Георгию сказали о пуле, которая останется в его сердце как напоминание о войне. И при этом намекнули на то, что не могут ничего гарантировать и в любой момент… А потому просили его поменьше беспокоиться и беречь свое сердце.
Но лейтенант, а теперь по новым документам – рядовой Георгий Любомудров, хорошо понимал, что это напоминание более о том тезке игумене, о взятом послушании нести на себе его крест. И еще что заметил Георгий, когда по каким-то вопросам общался с ранеными бойцами: если боец должен был идти на поправку, то его сердце было спокойным. А если солдату суждено было в ближайшее время умереть, то сама пуля начинала проявлять некое беспокойство, которое отзывалось резкой болью в сердце.
Когда это произошло в первый раз, Георгий не понял этого подаваемого ему знака.
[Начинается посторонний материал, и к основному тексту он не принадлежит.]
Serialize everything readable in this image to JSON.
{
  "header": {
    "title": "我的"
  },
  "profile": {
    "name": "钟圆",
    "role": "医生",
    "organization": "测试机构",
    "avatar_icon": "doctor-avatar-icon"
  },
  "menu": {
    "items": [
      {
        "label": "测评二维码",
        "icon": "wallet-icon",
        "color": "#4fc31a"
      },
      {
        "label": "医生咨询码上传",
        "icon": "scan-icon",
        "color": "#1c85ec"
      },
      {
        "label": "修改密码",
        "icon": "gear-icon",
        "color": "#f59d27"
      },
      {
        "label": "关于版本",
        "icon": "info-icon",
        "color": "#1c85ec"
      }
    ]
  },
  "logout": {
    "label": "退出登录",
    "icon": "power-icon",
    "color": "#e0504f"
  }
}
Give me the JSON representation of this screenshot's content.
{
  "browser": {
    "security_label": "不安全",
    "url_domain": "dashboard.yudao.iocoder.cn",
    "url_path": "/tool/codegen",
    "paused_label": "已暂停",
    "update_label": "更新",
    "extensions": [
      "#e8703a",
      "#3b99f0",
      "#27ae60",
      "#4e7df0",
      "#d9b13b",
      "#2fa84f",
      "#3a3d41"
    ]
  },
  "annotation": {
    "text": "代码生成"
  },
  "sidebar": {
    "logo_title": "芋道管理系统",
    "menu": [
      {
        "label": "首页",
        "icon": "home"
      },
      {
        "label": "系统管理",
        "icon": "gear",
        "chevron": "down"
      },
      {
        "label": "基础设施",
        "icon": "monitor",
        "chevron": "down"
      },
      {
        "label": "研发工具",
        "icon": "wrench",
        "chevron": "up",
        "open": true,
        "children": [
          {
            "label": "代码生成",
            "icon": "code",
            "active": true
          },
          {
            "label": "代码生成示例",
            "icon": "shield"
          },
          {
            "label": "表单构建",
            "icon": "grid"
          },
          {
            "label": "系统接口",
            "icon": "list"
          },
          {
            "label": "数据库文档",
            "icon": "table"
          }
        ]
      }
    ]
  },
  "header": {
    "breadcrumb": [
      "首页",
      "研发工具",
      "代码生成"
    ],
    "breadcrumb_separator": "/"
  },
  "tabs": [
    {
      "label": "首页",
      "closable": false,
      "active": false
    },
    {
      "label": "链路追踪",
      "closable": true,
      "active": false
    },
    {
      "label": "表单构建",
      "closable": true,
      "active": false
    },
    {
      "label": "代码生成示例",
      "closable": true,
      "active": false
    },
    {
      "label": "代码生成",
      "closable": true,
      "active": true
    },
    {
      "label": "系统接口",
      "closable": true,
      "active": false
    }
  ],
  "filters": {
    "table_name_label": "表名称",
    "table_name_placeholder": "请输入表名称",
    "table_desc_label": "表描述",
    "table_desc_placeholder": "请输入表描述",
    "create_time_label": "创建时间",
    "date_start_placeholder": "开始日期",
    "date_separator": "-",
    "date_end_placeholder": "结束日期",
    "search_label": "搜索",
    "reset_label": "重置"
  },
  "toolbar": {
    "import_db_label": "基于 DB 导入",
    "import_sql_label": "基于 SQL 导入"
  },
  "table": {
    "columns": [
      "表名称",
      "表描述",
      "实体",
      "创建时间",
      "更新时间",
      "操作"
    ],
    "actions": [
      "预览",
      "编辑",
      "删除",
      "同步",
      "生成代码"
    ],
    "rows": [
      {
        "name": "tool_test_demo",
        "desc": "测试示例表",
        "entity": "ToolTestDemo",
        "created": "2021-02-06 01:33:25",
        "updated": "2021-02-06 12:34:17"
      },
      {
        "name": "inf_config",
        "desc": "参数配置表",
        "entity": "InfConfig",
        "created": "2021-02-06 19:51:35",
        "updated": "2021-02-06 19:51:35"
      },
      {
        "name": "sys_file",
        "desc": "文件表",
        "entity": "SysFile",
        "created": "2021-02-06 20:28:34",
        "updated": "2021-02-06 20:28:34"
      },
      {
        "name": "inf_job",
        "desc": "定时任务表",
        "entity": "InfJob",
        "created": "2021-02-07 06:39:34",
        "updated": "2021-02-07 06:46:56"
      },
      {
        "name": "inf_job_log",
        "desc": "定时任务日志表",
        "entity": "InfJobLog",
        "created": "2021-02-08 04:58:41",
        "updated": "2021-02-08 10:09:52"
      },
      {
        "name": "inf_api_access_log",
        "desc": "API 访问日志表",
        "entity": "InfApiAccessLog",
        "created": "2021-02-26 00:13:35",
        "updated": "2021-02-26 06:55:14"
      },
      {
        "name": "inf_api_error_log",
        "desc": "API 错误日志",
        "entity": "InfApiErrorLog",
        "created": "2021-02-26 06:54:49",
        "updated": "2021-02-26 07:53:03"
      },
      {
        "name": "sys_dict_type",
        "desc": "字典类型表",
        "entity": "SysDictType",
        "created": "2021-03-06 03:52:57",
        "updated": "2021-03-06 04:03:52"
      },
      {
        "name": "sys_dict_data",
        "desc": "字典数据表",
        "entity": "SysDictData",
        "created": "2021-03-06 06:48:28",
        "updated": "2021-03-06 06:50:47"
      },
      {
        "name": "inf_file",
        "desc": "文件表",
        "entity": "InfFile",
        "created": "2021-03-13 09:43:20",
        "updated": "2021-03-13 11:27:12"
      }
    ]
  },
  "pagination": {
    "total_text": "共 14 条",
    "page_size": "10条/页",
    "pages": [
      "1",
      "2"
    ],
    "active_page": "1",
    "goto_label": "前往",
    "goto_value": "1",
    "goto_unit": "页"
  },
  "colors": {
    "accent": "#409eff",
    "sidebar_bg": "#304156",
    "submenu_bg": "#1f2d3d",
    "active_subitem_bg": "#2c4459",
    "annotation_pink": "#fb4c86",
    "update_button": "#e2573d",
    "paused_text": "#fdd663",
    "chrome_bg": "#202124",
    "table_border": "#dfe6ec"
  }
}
И только утром следующего дня узнал, что солдат ночью умер… А когда смерть забрала еще две жизни при аналогичных обстоятельствах, а пуля исколола в ночи всю душу, то тут он все про себя понял и даже плакал в ночи, что не смог выполнить данного ему послушания и три души отошли в мир иной без покаяния.
Утром следующего дня, перекрестившись и с молитвой на устах: «Господи, помоги!», он стал обходить палаты тяжелораненых бойцов.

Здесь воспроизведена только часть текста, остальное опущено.